Question

Beginning in town A, Biker Bob rides his bike 10 miles west, 3 miles north, 5 miles east, and 9 miles north, to town B. How far apart are town A and town B? (Assume perfectly flat terrain)
(a) 12
(b) 11
(c) 13
(d) 15

Answer 1

Hint: Here, we need to distance between town A and town B. We will use Pythagoras’s theorem to find the required distance between town A and town B. The Pythagoras’s theorem states that the square of the hypotenuse of a right angled triangle is equal to the sum of squares of the other two sides

Complete step-by-step answer:
First, we will draw a figure to show the path taken by Biker Bob to reach town B from town A.

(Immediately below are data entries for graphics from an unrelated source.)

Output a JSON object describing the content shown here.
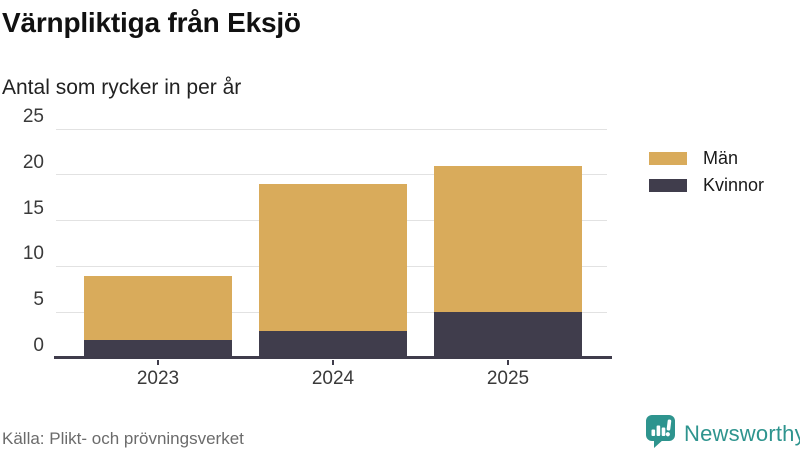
{
  "header": {
    "title": "Värnpliktiga från Eksjö",
    "subtitle": "Antal som rycker in per år"
  },
  "chart_data": {
    "type": "bar",
    "stacked": true,
    "title": "Värnpliktiga från Eksjö",
    "subtitle": "Antal som rycker in per år",
    "categories": [
      "2023",
      "2024",
      "2025"
    ],
    "series": [
      {
        "name": "Män",
        "color": "#d9ab5b",
        "values": [
          7,
          16,
          16
        ]
      },
      {
        "name": "Kvinnor",
        "color": "#403d4c",
        "values": [
          2,
          3,
          5
        ]
      }
    ],
    "stack_order_bottom_to_top": [
      "Kvinnor",
      "Män"
    ],
    "totals": [
      9,
      19,
      21
    ],
    "xlabel": "",
    "ylabel": "",
    "ylim": [
      0,
      25
    ],
    "yticks": [
      0,
      5,
      10,
      15,
      20,
      25
    ],
    "grid": true,
    "legend_position": "right"
  },
  "legend": {
    "items": [
      {
        "label": "Män",
        "color": "#d9ab5b"
      },
      {
        "label": "Kvinnor",
        "color": "#403d4c"
      }
    ]
  },
  "footer": {
    "source": "Källa: Plikt- och prövningsverket",
    "brand": "Newsworthy"
  },
  "colors": {
    "men": "#d9ab5b",
    "women": "#403d4c",
    "brand_teal": "#2e948e",
    "grid": "#e2e2e2",
    "axis": "#3f3c4b"
  }
}
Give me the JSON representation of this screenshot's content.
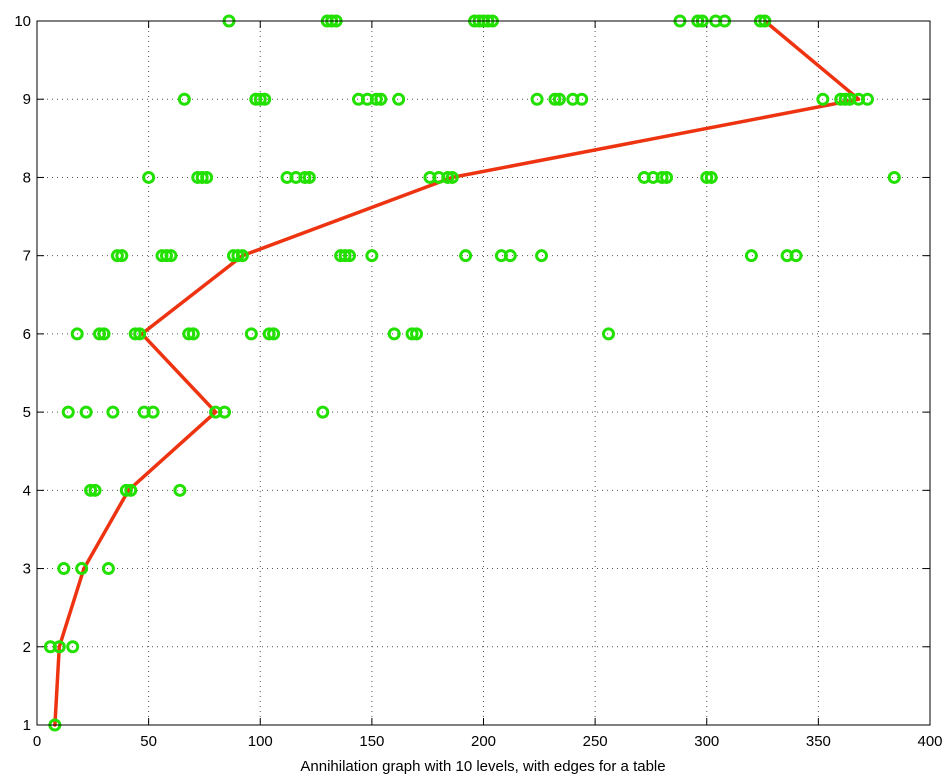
{
  "chart_data": {
    "type": "scatter",
    "title": "",
    "xlabel": "Annihilation graph with 10 levels, with edges for a table",
    "ylabel": "",
    "xlim": [
      0,
      400
    ],
    "ylim": [
      1,
      10
    ],
    "x_ticks": [
      "0",
      "50",
      "100",
      "150",
      "200",
      "250",
      "300",
      "350",
      "400"
    ],
    "y_ticks": [
      "1",
      "2",
      "3",
      "4",
      "5",
      "6",
      "7",
      "8",
      "9",
      "10"
    ],
    "grid": true,
    "grid_style": "dotted",
    "colors": {
      "points": "#22e000",
      "line": "#ee3311",
      "axes": "#000000",
      "grid": "#555555"
    },
    "series": [
      {
        "kind": "scatter",
        "points": [
          [
            8,
            1
          ],
          [
            6,
            2
          ],
          [
            10,
            2
          ],
          [
            16,
            2
          ],
          [
            12,
            3
          ],
          [
            20,
            3
          ],
          [
            32,
            3
          ],
          [
            24,
            4
          ],
          [
            26,
            4
          ],
          [
            40,
            4
          ],
          [
            42,
            4
          ],
          [
            64,
            4
          ],
          [
            14,
            5
          ],
          [
            22,
            5
          ],
          [
            34,
            5
          ],
          [
            48,
            5
          ],
          [
            52,
            5
          ],
          [
            80,
            5
          ],
          [
            84,
            5
          ],
          [
            128,
            5
          ],
          [
            18,
            6
          ],
          [
            28,
            6
          ],
          [
            30,
            6
          ],
          [
            44,
            6
          ],
          [
            46,
            6
          ],
          [
            68,
            6
          ],
          [
            70,
            6
          ],
          [
            96,
            6
          ],
          [
            104,
            6
          ],
          [
            106,
            6
          ],
          [
            160,
            6
          ],
          [
            168,
            6
          ],
          [
            170,
            6
          ],
          [
            256,
            6
          ],
          [
            36,
            7
          ],
          [
            38,
            7
          ],
          [
            56,
            7
          ],
          [
            58,
            7
          ],
          [
            60,
            7
          ],
          [
            88,
            7
          ],
          [
            90,
            7
          ],
          [
            92,
            7
          ],
          [
            136,
            7
          ],
          [
            138,
            7
          ],
          [
            140,
            7
          ],
          [
            150,
            7
          ],
          [
            192,
            7
          ],
          [
            208,
            7
          ],
          [
            212,
            7
          ],
          [
            226,
            7
          ],
          [
            320,
            7
          ],
          [
            336,
            7
          ],
          [
            340,
            7
          ],
          [
            50,
            8
          ],
          [
            72,
            8
          ],
          [
            74,
            8
          ],
          [
            76,
            8
          ],
          [
            112,
            8
          ],
          [
            116,
            8
          ],
          [
            120,
            8
          ],
          [
            122,
            8
          ],
          [
            176,
            8
          ],
          [
            180,
            8
          ],
          [
            184,
            8
          ],
          [
            186,
            8
          ],
          [
            272,
            8
          ],
          [
            276,
            8
          ],
          [
            280,
            8
          ],
          [
            282,
            8
          ],
          [
            300,
            8
          ],
          [
            302,
            8
          ],
          [
            384,
            8
          ],
          [
            66,
            9
          ],
          [
            98,
            9
          ],
          [
            100,
            9
          ],
          [
            102,
            9
          ],
          [
            144,
            9
          ],
          [
            148,
            9
          ],
          [
            152,
            9
          ],
          [
            154,
            9
          ],
          [
            162,
            9
          ],
          [
            224,
            9
          ],
          [
            232,
            9
          ],
          [
            234,
            9
          ],
          [
            240,
            9
          ],
          [
            244,
            9
          ],
          [
            352,
            9
          ],
          [
            360,
            9
          ],
          [
            362,
            9
          ],
          [
            364,
            9
          ],
          [
            368,
            9
          ],
          [
            372,
            9
          ],
          [
            86,
            10
          ],
          [
            130,
            10
          ],
          [
            132,
            10
          ],
          [
            134,
            10
          ],
          [
            196,
            10
          ],
          [
            198,
            10
          ],
          [
            200,
            10
          ],
          [
            202,
            10
          ],
          [
            204,
            10
          ],
          [
            288,
            10
          ],
          [
            296,
            10
          ],
          [
            298,
            10
          ],
          [
            304,
            10
          ],
          [
            308,
            10
          ],
          [
            324,
            10
          ],
          [
            326,
            10
          ]
        ]
      },
      {
        "kind": "line",
        "points": [
          [
            8,
            1
          ],
          [
            9,
            1.5
          ],
          [
            10,
            2
          ],
          [
            21,
            3
          ],
          [
            41,
            4
          ],
          [
            80,
            5
          ],
          [
            47,
            6
          ],
          [
            92,
            7
          ],
          [
            186,
            8
          ],
          [
            368,
            9
          ],
          [
            326,
            10
          ]
        ]
      }
    ]
  }
}
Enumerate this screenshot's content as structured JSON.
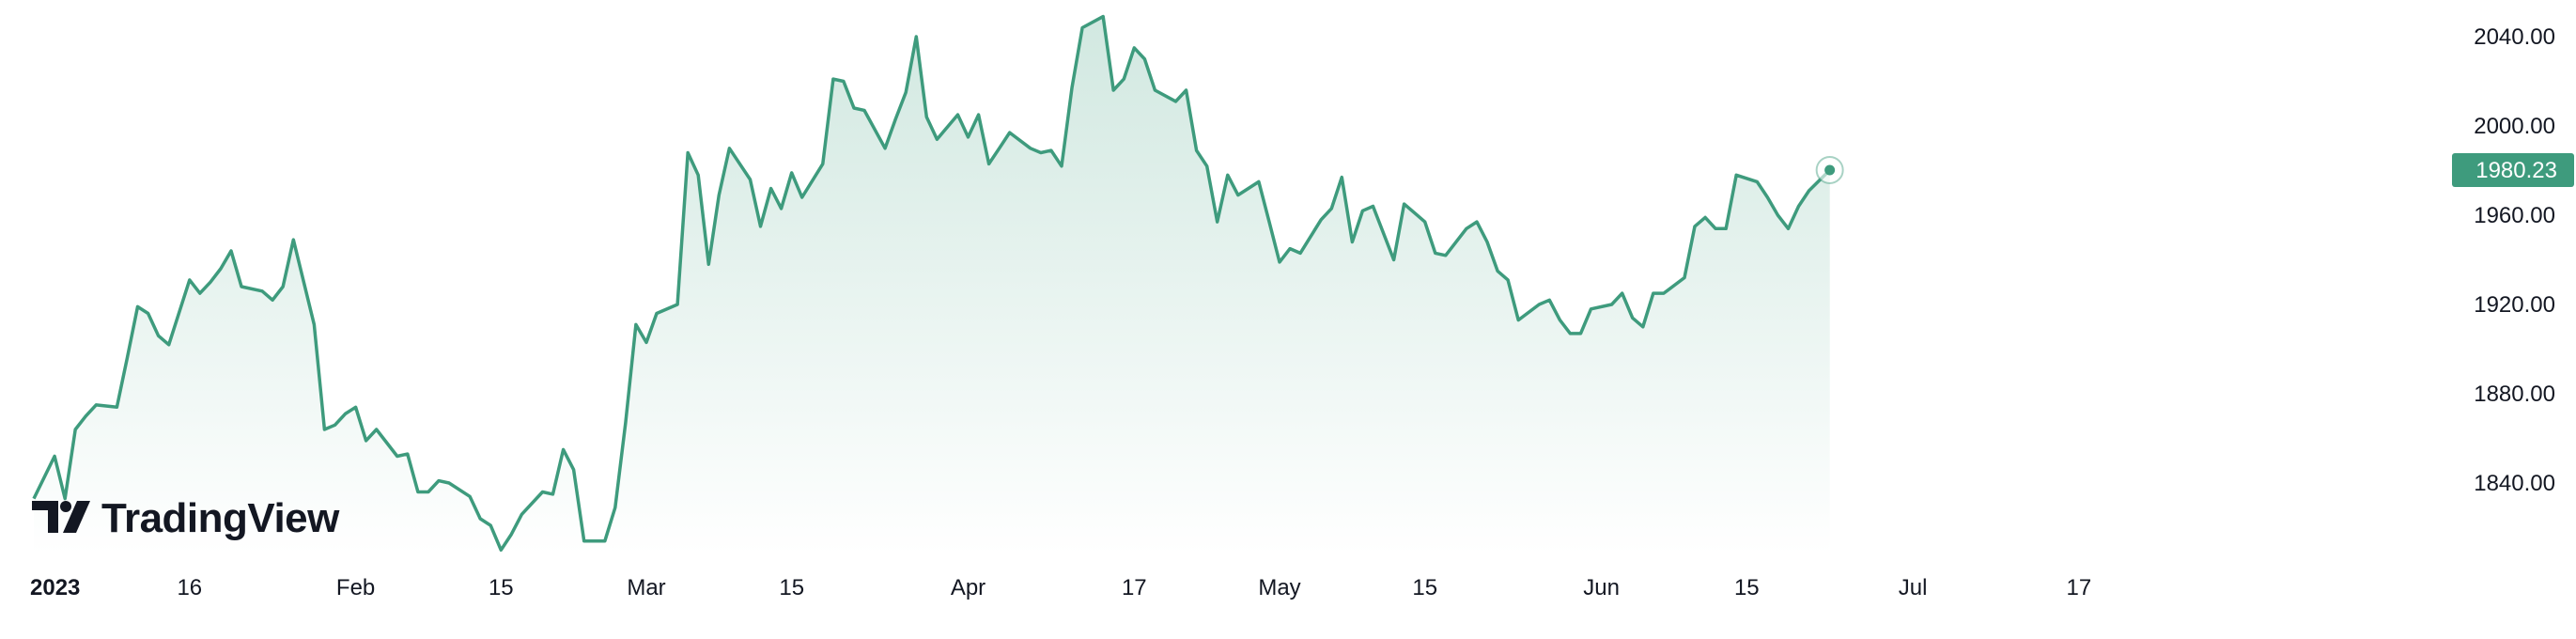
{
  "branding": {
    "name": "TradingView",
    "icon": "tradingview-logo-icon"
  },
  "colors": {
    "line": "#3e9b7d",
    "fill_top": "#cfe7df",
    "fill_bottom": "#ffffff",
    "badge": "#3e9b7d"
  },
  "chart_data": {
    "type": "area",
    "title": "",
    "xlabel": "",
    "ylabel": "",
    "ylim": [
      1810,
      2058
    ],
    "y_ticks": [
      "1840.00",
      "1880.00",
      "1920.00",
      "1960.00",
      "2000.00",
      "2040.00"
    ],
    "x_ticks": [
      {
        "label": "2023",
        "date": "2023-01-01",
        "bold": true
      },
      {
        "label": "16",
        "date": "2023-01-16"
      },
      {
        "label": "Feb",
        "date": "2023-02-01"
      },
      {
        "label": "15",
        "date": "2023-02-15"
      },
      {
        "label": "Mar",
        "date": "2023-03-01"
      },
      {
        "label": "15",
        "date": "2023-03-15"
      },
      {
        "label": "Apr",
        "date": "2023-04-01"
      },
      {
        "label": "17",
        "date": "2023-04-17"
      },
      {
        "label": "May",
        "date": "2023-05-01"
      },
      {
        "label": "15",
        "date": "2023-05-15"
      },
      {
        "label": "Jun",
        "date": "2023-06-01"
      },
      {
        "label": "15",
        "date": "2023-06-15"
      },
      {
        "label": "Jul",
        "date": "2023-07-01"
      },
      {
        "label": "17",
        "date": "2023-07-17"
      }
    ],
    "last_price": "1980.23",
    "series": [
      {
        "values": [
          [
            "2023-01-01",
            1833
          ],
          [
            "2023-01-03",
            1852
          ],
          [
            "2023-01-04",
            1833
          ],
          [
            "2023-01-05",
            1864
          ],
          [
            "2023-01-06",
            1870
          ],
          [
            "2023-01-07",
            1875
          ],
          [
            "2023-01-09",
            1874
          ],
          [
            "2023-01-10",
            1896
          ],
          [
            "2023-01-11",
            1919
          ],
          [
            "2023-01-12",
            1916
          ],
          [
            "2023-01-13",
            1906
          ],
          [
            "2023-01-14",
            1902
          ],
          [
            "2023-01-16",
            1931
          ],
          [
            "2023-01-17",
            1925
          ],
          [
            "2023-01-18",
            1930
          ],
          [
            "2023-01-19",
            1936
          ],
          [
            "2023-01-20",
            1944
          ],
          [
            "2023-01-21",
            1928
          ],
          [
            "2023-01-23",
            1926
          ],
          [
            "2023-01-24",
            1922
          ],
          [
            "2023-01-25",
            1928
          ],
          [
            "2023-01-26",
            1949
          ],
          [
            "2023-01-28",
            1911
          ],
          [
            "2023-01-29",
            1864
          ],
          [
            "2023-01-30",
            1866
          ],
          [
            "2023-01-31",
            1871
          ],
          [
            "2023-02-01",
            1874
          ],
          [
            "2023-02-02",
            1859
          ],
          [
            "2023-02-03",
            1864
          ],
          [
            "2023-02-05",
            1852
          ],
          [
            "2023-02-06",
            1853
          ],
          [
            "2023-02-07",
            1836
          ],
          [
            "2023-02-08",
            1836
          ],
          [
            "2023-02-09",
            1841
          ],
          [
            "2023-02-10",
            1840
          ],
          [
            "2023-02-12",
            1834
          ],
          [
            "2023-02-13",
            1824
          ],
          [
            "2023-02-14",
            1821
          ],
          [
            "2023-02-15",
            1810
          ],
          [
            "2023-02-16",
            1817
          ],
          [
            "2023-02-17",
            1826
          ],
          [
            "2023-02-19",
            1836
          ],
          [
            "2023-02-20",
            1835
          ],
          [
            "2023-02-21",
            1855
          ],
          [
            "2023-02-22",
            1846
          ],
          [
            "2023-02-23",
            1814
          ],
          [
            "2023-02-25",
            1814
          ],
          [
            "2023-02-26",
            1829
          ],
          [
            "2023-02-27",
            1867
          ],
          [
            "2023-02-28",
            1911
          ],
          [
            "2023-03-01",
            1903
          ],
          [
            "2023-03-02",
            1916
          ],
          [
            "2023-03-04",
            1920
          ],
          [
            "2023-03-05",
            1988
          ],
          [
            "2023-03-06",
            1978
          ],
          [
            "2023-03-07",
            1938
          ],
          [
            "2023-03-08",
            1969
          ],
          [
            "2023-03-09",
            1990
          ],
          [
            "2023-03-11",
            1976
          ],
          [
            "2023-03-12",
            1955
          ],
          [
            "2023-03-13",
            1972
          ],
          [
            "2023-03-14",
            1963
          ],
          [
            "2023-03-15",
            1979
          ],
          [
            "2023-03-16",
            1968
          ],
          [
            "2023-03-18",
            1983
          ],
          [
            "2023-03-19",
            2021
          ],
          [
            "2023-03-20",
            2020
          ],
          [
            "2023-03-21",
            2008
          ],
          [
            "2023-03-22",
            2007
          ],
          [
            "2023-03-24",
            1990
          ],
          [
            "2023-03-25",
            2003
          ],
          [
            "2023-03-26",
            2015
          ],
          [
            "2023-03-27",
            2040
          ],
          [
            "2023-03-28",
            2004
          ],
          [
            "2023-03-29",
            1994
          ],
          [
            "2023-03-31",
            2005
          ],
          [
            "2023-04-01",
            1995
          ],
          [
            "2023-04-02",
            2005
          ],
          [
            "2023-04-03",
            1983
          ],
          [
            "2023-04-04",
            1990
          ],
          [
            "2023-04-05",
            1997
          ],
          [
            "2023-04-07",
            1990
          ],
          [
            "2023-04-08",
            1988
          ],
          [
            "2023-04-09",
            1989
          ],
          [
            "2023-04-10",
            1982
          ],
          [
            "2023-04-11",
            2017
          ],
          [
            "2023-04-12",
            2044
          ],
          [
            "2023-04-14",
            2049
          ],
          [
            "2023-04-15",
            2016
          ],
          [
            "2023-04-16",
            2021
          ],
          [
            "2023-04-17",
            2035
          ],
          [
            "2023-04-18",
            2030
          ],
          [
            "2023-04-19",
            2016
          ],
          [
            "2023-04-21",
            2011
          ],
          [
            "2023-04-22",
            2016
          ],
          [
            "2023-04-23",
            1989
          ],
          [
            "2023-04-24",
            1982
          ],
          [
            "2023-04-25",
            1957
          ],
          [
            "2023-04-26",
            1978
          ],
          [
            "2023-04-27",
            1969
          ],
          [
            "2023-04-29",
            1975
          ],
          [
            "2023-04-30",
            1957
          ],
          [
            "2023-05-01",
            1939
          ],
          [
            "2023-05-02",
            1945
          ],
          [
            "2023-05-03",
            1943
          ],
          [
            "2023-05-05",
            1958
          ],
          [
            "2023-05-06",
            1963
          ],
          [
            "2023-05-07",
            1977
          ],
          [
            "2023-05-08",
            1948
          ],
          [
            "2023-05-09",
            1962
          ],
          [
            "2023-05-10",
            1964
          ],
          [
            "2023-05-12",
            1940
          ],
          [
            "2023-05-13",
            1965
          ],
          [
            "2023-05-14",
            1961
          ],
          [
            "2023-05-15",
            1957
          ],
          [
            "2023-05-16",
            1943
          ],
          [
            "2023-05-17",
            1942
          ],
          [
            "2023-05-19",
            1954
          ],
          [
            "2023-05-20",
            1957
          ],
          [
            "2023-05-21",
            1948
          ],
          [
            "2023-05-22",
            1935
          ],
          [
            "2023-05-23",
            1931
          ],
          [
            "2023-05-24",
            1913
          ],
          [
            "2023-05-26",
            1920
          ],
          [
            "2023-05-27",
            1922
          ],
          [
            "2023-05-28",
            1913
          ],
          [
            "2023-05-29",
            1907
          ],
          [
            "2023-05-30",
            1907
          ],
          [
            "2023-05-31",
            1918
          ],
          [
            "2023-06-02",
            1920
          ],
          [
            "2023-06-03",
            1925
          ],
          [
            "2023-06-04",
            1914
          ],
          [
            "2023-06-05",
            1910
          ],
          [
            "2023-06-06",
            1925
          ],
          [
            "2023-06-07",
            1925
          ],
          [
            "2023-06-09",
            1932
          ],
          [
            "2023-06-10",
            1955
          ],
          [
            "2023-06-11",
            1959
          ],
          [
            "2023-06-12",
            1954
          ],
          [
            "2023-06-13",
            1954
          ],
          [
            "2023-06-14",
            1978
          ],
          [
            "2023-06-16",
            1975
          ],
          [
            "2023-06-17",
            1968
          ],
          [
            "2023-06-18",
            1960
          ],
          [
            "2023-06-19",
            1954
          ],
          [
            "2023-06-20",
            1964
          ],
          [
            "2023-06-21",
            1971
          ],
          [
            "2023-06-23",
            1980.23
          ]
        ]
      }
    ]
  }
}
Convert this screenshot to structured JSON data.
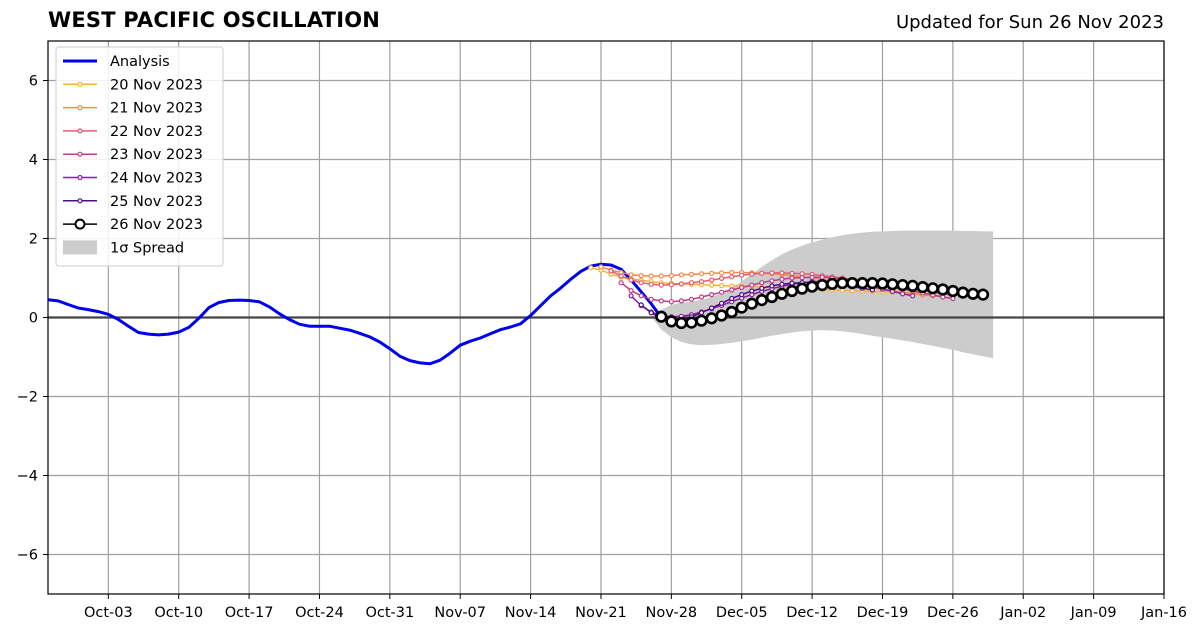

Here, A represents town A.
Biker Bob moves 10 miles west from point A to Q.
Thus, we get
\[AQ = 10\] miles
Biker Bob moves 3 miles north from point Q to R.
Thus, we get
\[QR = 3\] miles
Biker Bob moves 5 miles east from point R to S.
Thus, we get
\[RS = 5\] miles
Finally, biker Bob moves 9 miles north from point S to town B.
Thus, we get
\[SB = 9\] miles
We have extended SB to reach the line segment AQ at point P, such that BP is perpendicular to AQ.
Now, in the figure, we can observe that PQRS is a rectangle.
Therefore, we get
\[QP = SR = 5\] miles
\[QR = PS = 3\] miles
We can observe that the line segment AQ is the sum of the line segments QP and PA.
Therefore, we get
\[AQ = QP + PA\]
Substituting \[QP = 5\] miles and \[AQ = 10\] miles in the equation, we get
\[ \Rightarrow 10 = 5 + PA\]
Subtracting 5 from both sides, we get
\[ \Rightarrow PA = 5\] miles
Also, we can observe that the line segment BP is the sum of the line segments BS and SP.
Therefore, we get
\[BP = BS + SP\]
Substituting \[BS = 9\] miles and \[PS = 3\] miles in the equation, we get
\[ \Rightarrow BP = 9 + 3\]
Adding the terms in the expression, we get
\[ \Rightarrow BP = 12\] miles
Now, we can observe that the distance between town A and town B is the length of the line segment AB.
We will use the Pythagoras’s theorem, \[{\rm{Hypotenus}}{{\rm{e}}^2} = {\rm{Perpendicula}}{{\rm{r}}^2} + {\rm{Bas}}{{\rm{e}}^2}\], in the right angled triangle APB.
In the right angled triangle APB, AB is the hypotenuse, AP is the base, and BP is the perpendicular.
Using the Pythagoras’s theorem in right angled triangle ADB, we get
\[ \Rightarrow A{B^2} = B{P^2} + A{P^2}\]
Substituting \[BP = 12\] miles and \[AP = 5\] miles in the equation, we get
\[ \Rightarrow A{B^2} = {12^2} + {5^2}\]
Applying the exponents on the bases, we get
\[ \Rightarrow A{B^2} = 144 + 25\]
Adding the terms in the expression, we get
\[ \Rightarrow A{B^2} = 169\]
Taking the square root on both the sides, we get
\[ \Rightarrow AB = 13\] miles
Therefore, the distance between town A and town B is 13 miles.
Thus, the correct option is option (c).

Note: We found \[QP = SR = 5\] miles and \[QR = PS = 3\] miles in the rectangle PQRS. This is because the opposite sides of a rectangle are equal in length. It is a direction based question so it is important to draw the diagram based on the given information.
Also, we have used Pythagoras theorem to solve this question. If the triangle is not a right angled triangle then we cannot apply Pythagoras theorem on it.